Ah, ia akan merindukan tempat ini. Tempat yang membawanya kedamaian. Tempat yang membuatnya bisa melupakan semua pertengkarannya dengan kedua orangtua yang tidak pernah menghargai dan menyayanginya dengan semestinya.

           Memang gila, tapi belajar membuatnya lupa segalanya. Lupa dengan janjinya untuk makan malam bersama Harry. Lupa dengan janjinya untuk berbelanja dengan Harry. Lupa dengan janjinya untuk bercinta dengan Harry. Sebagian besar janji yang ia buat dengan Harry selalu terlupakan karena termakan obsesinya untuk menyelesaikan tugas kuliah.

           Ia lulus dengan IPK tertinggi di Boston dengan jurusan Harvard Law School. Dengan gelar yang ia dapatkan, ia bisa menjadi seorang pengacara. Pengetahuannya tentang bahasa Perancis juga tidak begitu buruk.

           Karena sibuk berkelebat dengan masa lalu yang akan segera ia lepaskan dan masa depan yang akan segera ia rangkul, Amy tak sadar dengan langkahnya yang menabrak.

           Seseorang di hadapannya terjatuh dengan buku-buku tebal yang pernah ia kencani sekitar 5 bulan yang lalu. Itu pria berkacamata.

           Pria itu berusaha membenarkan letak kacamata tebal miliknya dan mengambil tumpukan buku-buku tebalnya.

           Amy langsung menekuk kedua lututnya dan memungut buku-buku tebal yang belum terjangkau pria berkacamata itu.

           “Maaf, aku tidak sengaja. Kau tidak apa-apa?” tanya Amy pada pria yang baru saja ia tabrak.

           Bukannya menjawab, pria itu malah melongo dan seperti kehilangan fokusnya untuk memungut tumpukan buku.

           “Um, maafkan aku. Aku tidak sengaja. Kau tidak apa-apa?” ulang Amy. Ia bingung dengan reaksi pria itu.

           “Ah- merci,” ucap pria itu.

           Merci? Bukankah itu bahasa Perancis?

           Amy mencoba untuk menjawab. “Excusez-moi. Aku tidak sengaja menabrakmu,” Sepertinya pria ini tidak bisa berbicara bahasa Inggris, tapi apa boleh buat. Ini pertama kalinya ia bertemu dengan orang Perancis. “Are you okay?”

           Masih nampak bingung, tapi akhirnya pria berkacamata itu mulai bersuara kembali. “I’m okay. Tidak apa-apa, aku juga tidak memperhatikan langkahku.”

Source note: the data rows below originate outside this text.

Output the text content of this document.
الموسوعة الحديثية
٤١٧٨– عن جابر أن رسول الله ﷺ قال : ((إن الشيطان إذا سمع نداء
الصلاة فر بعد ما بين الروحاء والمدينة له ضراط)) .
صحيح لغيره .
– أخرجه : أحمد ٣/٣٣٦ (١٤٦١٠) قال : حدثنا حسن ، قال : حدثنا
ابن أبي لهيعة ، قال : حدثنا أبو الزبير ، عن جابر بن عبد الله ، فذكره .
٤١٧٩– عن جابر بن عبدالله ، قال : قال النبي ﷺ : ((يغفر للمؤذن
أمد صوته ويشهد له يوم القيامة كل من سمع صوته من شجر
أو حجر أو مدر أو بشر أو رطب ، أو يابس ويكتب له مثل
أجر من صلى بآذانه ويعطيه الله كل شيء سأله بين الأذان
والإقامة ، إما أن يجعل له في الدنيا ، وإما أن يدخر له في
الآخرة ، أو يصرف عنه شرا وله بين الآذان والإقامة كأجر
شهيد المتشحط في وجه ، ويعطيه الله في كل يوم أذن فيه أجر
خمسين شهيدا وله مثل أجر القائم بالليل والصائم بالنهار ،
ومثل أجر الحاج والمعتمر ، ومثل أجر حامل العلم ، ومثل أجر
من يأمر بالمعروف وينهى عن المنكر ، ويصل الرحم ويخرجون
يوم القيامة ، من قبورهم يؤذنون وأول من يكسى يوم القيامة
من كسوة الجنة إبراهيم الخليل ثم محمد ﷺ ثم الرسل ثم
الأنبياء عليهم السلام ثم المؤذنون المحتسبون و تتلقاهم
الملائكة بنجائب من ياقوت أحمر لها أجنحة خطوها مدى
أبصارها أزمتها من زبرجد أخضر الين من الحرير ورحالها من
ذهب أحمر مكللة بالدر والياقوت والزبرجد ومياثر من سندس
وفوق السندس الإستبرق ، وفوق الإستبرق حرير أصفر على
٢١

           Dia menguasai bahasa Inggris!

           Mungkin pria itu bingung karena ia terlalu cepat berucap dan perlu waktu untuk mencerna perkataannya. “Pardon, kau orang baru di sini?” tanya Amy dengan hati-hati.

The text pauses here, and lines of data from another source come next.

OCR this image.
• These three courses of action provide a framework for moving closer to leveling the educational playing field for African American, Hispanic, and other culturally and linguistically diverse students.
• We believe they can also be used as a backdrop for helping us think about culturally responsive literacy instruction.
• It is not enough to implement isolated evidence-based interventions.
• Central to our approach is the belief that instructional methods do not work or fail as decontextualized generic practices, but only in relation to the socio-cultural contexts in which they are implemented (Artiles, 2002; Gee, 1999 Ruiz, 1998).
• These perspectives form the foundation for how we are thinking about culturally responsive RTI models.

           “Oui?” pria itu balik bertanya.

           “Apakah kau orang baru di sini?” tanyanya ulang.

           “Ah- oui! Aku baru pindah dari Paris. Mereka bilang Harvard adalah yang terbaik.”

           Ah. Pria polos dengan kacamatanya ini ternyata benar-benar orang Perancis. Paris? Dia menetap di Paris sebelumnya!

           “Besok aku akan pergi ke Paris dan kupikir pertemuan ini benar-benar dianugerahi untukku. Je vous donne un coup de main?” tawarnya ramah pada pria itu.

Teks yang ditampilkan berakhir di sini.